A moment later, the same cry is heard from the bundle in Allan’s arms.

Rock looks from one upset baby to the other.

“I still don’t see it,” he says, bewildered.

“You don’t?” Allan says, taking Eliot back and shushing him, “It’s very distinctive.”

. . . . . . . . . . . . . . . . . . . . . . . . .

Name tags don’t work.

Neither does dressing them in different clothes - they always manage to switch even though every effort is made to keep them apart.

Different haircuts? The one with the longer hair always turns up the next day with a new style, inexpertly cut and jagged, matching his twin’s to the last uneven curl.

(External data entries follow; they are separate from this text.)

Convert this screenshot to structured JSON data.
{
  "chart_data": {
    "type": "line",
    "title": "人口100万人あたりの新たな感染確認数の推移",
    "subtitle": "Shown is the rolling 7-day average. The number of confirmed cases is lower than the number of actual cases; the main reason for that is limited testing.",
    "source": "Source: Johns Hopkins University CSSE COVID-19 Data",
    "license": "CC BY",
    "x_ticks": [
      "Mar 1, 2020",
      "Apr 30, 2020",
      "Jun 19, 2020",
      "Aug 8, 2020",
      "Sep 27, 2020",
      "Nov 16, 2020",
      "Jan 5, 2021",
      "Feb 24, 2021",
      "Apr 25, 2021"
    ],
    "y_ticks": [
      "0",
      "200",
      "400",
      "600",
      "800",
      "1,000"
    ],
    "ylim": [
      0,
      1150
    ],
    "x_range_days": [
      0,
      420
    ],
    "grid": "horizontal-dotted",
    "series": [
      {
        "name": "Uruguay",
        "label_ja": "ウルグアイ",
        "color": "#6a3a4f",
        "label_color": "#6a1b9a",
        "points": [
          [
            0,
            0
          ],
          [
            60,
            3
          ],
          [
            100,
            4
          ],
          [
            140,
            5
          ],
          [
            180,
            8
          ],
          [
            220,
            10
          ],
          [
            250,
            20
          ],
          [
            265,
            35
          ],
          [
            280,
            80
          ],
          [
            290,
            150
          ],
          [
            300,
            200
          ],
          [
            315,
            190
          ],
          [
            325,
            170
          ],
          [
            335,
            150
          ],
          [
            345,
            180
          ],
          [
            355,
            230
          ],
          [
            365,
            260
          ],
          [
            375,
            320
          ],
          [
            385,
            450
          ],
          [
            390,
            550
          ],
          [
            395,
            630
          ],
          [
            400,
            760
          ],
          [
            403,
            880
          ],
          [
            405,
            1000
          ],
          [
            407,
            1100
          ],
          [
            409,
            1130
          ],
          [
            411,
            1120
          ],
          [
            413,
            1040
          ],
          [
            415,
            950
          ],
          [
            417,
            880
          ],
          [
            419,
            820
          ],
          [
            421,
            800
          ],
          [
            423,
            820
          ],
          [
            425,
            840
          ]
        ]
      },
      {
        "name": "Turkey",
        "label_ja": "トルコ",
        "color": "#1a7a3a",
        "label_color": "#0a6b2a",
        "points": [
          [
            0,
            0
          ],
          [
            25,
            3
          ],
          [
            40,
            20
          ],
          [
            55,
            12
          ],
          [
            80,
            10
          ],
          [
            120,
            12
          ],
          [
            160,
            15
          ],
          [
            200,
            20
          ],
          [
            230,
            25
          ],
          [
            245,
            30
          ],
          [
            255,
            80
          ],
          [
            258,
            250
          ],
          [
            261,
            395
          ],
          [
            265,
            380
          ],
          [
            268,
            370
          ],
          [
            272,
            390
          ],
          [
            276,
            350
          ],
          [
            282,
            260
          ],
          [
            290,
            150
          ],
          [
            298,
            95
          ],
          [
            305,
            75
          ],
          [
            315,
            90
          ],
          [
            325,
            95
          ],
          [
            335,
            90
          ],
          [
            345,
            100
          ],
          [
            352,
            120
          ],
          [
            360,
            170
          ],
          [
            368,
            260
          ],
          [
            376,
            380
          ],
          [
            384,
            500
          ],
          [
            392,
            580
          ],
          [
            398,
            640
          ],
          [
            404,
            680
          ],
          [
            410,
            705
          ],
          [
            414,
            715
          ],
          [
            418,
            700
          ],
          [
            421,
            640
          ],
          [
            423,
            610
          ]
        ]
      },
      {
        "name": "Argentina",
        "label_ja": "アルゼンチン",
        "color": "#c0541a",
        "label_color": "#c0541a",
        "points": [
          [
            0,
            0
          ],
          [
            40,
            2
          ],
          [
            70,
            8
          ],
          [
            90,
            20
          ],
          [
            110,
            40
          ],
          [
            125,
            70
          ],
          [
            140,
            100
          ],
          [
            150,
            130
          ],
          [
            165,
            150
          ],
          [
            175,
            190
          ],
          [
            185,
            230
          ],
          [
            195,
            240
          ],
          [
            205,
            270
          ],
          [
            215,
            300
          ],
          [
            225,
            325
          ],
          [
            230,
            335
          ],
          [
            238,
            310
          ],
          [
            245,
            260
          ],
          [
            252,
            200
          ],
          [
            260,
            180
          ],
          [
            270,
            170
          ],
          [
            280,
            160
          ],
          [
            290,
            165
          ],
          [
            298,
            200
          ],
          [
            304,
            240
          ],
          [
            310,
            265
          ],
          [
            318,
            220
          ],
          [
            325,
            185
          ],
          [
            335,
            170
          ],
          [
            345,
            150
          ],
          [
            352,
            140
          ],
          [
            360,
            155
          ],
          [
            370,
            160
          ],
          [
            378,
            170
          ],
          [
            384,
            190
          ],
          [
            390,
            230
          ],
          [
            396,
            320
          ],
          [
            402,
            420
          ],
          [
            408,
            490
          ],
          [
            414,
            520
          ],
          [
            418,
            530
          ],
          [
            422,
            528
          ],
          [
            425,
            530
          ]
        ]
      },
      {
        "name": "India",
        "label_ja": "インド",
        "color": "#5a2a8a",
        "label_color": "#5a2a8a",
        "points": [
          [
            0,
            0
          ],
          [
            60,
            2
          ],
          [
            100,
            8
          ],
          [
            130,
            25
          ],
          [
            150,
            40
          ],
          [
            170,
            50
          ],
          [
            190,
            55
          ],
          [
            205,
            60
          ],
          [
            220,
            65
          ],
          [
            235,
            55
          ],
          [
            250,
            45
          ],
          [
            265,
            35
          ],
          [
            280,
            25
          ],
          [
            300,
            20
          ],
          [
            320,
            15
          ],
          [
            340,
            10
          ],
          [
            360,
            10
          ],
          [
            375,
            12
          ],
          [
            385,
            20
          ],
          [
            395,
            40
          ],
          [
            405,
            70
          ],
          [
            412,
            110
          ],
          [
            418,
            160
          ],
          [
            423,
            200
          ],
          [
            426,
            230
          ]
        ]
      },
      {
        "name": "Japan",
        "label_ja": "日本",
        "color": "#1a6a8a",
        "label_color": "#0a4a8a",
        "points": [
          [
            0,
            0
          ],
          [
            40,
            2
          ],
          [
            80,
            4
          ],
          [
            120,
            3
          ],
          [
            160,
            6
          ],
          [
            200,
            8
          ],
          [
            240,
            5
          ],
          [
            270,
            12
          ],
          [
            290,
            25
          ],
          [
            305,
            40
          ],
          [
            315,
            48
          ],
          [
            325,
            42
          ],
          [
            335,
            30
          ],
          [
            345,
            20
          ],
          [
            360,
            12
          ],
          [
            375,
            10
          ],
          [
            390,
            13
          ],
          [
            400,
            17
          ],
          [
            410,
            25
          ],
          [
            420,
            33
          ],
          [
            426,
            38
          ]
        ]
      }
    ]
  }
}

One teacher suggested writing their names on their hands each day before school. That backfires when the next scheduled name-and-identity check results in two blacked-out names on the backs of grubby little hands and two identical grins on the little troublemakers’ faces.

Mr. and Mrs. McDonald aren’t much help either. When called to meet with the principal, they simply don’t understand why their sons’ teachers can’t tell them apart. “They’re both so different from each other!”

Eventually, they give up. As long as Eliot and Lindsey don’t disrupt the class, might as well give them both the same grades. That’s what they earn, anyway. Both of them are highly intelligent, and they both get along with the other students fairly well.

They’re really no trouble...unless you try to single one out, or, God forbid, separate them.

Once that happens, well, that’s when all hell breaks loose.